Within the cities, local buses in the central zone cost around 4 PLN (a single-fare ticket). Major cities offer one-day tickets for 20 PLN. Taxis are relatively cheap and tourists can get around the city quickly. Taxis are metered and usually start at around 6 PLN to 8 PLN. Unlicensed taxi drivers are most likely to cheat and charge more. There are taxis that put a fake phone number in their cars, be careful and ask your hotel staff for the number of the taxi company they have used previously. Cycling is a good way to explore the scenery in Poland. There are many bike rentals around the country, always be aware of drivers since some are careless.
In certain cities, such as Krakow, it is advised to get tourist cards that give unlimited access to public transportation for one to three days. The card also gives free or discounted access to museums.
Tourist Visas in Poland
Poland is part of the Schengen Area. Citizens of the United States, Canada, Australia, New Zealand, Japan, Israel, and several other countries do not need to obtain a visa and can stay in Poland for up to 90 days. EU citizens do not need a visa and can stay indefinitely. Other nationalities must check with their local Polish embassy. All visitors must hold a passport valid for at least six months.
Local Currency: the official currency is the Polish złoty (PLN). 1 USD converts to 3.82 PLN.
Money & Payments: ATMs are available in cities and towns; even small villages should have at least one. The best way to exchange rates is at banks or withdrawing money from ATMs. Credit cards (Visa and MasterCard) are accepted in most hotels and restaurants. Always carry small cash and coins for shops and cafes. Tipping in Poland is mostly optional. In restaurants, 10% is the standard. Room-service staff and porters in hotels expect to be tipped. Taxis don’t expect tips.
Local Language: The official language is Polish. Most of the locals in the tourist areas will have decent English.

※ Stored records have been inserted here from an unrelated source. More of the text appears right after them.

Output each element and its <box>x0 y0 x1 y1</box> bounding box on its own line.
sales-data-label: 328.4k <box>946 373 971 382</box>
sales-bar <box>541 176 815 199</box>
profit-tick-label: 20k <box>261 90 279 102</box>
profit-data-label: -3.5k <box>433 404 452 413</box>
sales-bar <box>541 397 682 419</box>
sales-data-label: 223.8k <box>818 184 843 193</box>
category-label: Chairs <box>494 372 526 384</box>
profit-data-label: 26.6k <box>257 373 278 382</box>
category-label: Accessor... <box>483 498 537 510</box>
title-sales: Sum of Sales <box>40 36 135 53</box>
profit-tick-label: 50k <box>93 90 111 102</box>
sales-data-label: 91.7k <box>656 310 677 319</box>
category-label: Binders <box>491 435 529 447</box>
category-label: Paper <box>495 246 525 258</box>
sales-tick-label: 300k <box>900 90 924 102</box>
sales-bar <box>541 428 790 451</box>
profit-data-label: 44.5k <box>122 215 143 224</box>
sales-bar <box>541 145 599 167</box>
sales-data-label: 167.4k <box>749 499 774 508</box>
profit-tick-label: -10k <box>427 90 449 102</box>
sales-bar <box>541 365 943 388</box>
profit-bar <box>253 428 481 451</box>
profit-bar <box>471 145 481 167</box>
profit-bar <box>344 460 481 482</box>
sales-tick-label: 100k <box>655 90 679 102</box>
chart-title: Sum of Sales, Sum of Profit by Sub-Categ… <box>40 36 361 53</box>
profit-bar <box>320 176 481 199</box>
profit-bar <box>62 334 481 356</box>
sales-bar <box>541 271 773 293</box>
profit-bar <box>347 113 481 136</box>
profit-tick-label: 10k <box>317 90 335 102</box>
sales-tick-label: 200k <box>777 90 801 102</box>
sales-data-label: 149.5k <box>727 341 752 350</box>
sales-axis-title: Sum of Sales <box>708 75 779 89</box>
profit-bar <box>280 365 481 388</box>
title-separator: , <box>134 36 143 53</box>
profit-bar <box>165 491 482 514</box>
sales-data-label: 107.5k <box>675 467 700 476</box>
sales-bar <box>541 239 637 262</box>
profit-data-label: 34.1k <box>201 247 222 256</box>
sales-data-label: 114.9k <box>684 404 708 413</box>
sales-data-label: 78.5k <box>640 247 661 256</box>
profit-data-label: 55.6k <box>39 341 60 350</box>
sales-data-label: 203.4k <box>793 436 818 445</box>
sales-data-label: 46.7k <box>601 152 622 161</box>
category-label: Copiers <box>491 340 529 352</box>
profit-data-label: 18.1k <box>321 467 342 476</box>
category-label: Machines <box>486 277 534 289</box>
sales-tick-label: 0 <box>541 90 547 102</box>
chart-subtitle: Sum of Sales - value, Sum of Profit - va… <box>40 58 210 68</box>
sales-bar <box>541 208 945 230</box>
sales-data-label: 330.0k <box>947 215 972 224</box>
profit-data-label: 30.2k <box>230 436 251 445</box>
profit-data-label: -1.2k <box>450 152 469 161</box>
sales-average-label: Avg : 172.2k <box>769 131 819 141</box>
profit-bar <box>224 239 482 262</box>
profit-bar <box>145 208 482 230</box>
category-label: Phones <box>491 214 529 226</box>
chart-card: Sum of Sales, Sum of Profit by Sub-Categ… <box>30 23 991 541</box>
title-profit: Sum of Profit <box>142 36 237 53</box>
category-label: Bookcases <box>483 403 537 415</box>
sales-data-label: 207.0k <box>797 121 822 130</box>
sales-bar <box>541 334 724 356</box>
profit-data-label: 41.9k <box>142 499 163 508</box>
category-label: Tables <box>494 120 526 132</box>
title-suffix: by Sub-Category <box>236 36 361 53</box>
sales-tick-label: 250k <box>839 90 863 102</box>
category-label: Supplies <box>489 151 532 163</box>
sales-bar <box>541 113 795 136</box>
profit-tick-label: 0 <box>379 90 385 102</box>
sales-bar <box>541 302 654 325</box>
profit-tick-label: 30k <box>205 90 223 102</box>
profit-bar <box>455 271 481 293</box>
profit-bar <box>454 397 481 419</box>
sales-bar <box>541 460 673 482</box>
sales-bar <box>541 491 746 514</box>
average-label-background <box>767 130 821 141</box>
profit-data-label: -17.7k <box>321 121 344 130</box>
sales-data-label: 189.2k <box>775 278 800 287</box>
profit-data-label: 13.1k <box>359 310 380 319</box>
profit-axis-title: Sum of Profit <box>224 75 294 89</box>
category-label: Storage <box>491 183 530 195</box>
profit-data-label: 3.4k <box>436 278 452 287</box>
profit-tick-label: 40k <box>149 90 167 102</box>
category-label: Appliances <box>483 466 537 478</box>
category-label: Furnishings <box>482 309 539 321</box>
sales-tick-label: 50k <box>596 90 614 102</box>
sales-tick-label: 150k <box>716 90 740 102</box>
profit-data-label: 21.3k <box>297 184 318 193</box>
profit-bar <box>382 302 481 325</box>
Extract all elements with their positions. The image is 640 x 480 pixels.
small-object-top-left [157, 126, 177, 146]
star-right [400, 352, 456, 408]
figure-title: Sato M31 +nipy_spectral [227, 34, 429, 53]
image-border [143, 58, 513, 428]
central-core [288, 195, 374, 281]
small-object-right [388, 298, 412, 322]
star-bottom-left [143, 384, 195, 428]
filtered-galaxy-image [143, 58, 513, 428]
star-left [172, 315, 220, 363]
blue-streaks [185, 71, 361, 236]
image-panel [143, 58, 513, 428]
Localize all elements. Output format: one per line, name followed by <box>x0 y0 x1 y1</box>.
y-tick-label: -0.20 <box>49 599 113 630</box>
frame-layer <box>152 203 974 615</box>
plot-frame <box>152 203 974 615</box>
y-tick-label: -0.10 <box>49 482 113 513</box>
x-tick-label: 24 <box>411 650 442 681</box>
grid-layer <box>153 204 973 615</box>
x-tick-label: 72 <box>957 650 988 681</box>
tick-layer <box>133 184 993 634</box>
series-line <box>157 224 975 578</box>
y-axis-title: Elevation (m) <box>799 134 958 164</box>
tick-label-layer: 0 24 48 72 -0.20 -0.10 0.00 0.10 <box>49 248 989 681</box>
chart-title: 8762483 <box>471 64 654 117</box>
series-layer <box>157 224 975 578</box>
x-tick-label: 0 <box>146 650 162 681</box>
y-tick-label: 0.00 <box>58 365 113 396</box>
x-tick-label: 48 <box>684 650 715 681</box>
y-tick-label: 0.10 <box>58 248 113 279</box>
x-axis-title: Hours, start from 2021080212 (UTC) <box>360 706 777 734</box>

Foreign tourists should be aware that all official information including street signs and directions are only written in Polish.
Local Culture and Religion: Christianity is the largest religion in Poland with 87.5% of the population identified as Roman Catholic.
Public Holidays: Poland celebrates major Christian holidays such as Christmas and Easter. The country hosts many festivals throughout the year such as St. Dominik’s Fair every July to August, Light & Move Festival every October, and Ice Festival every December.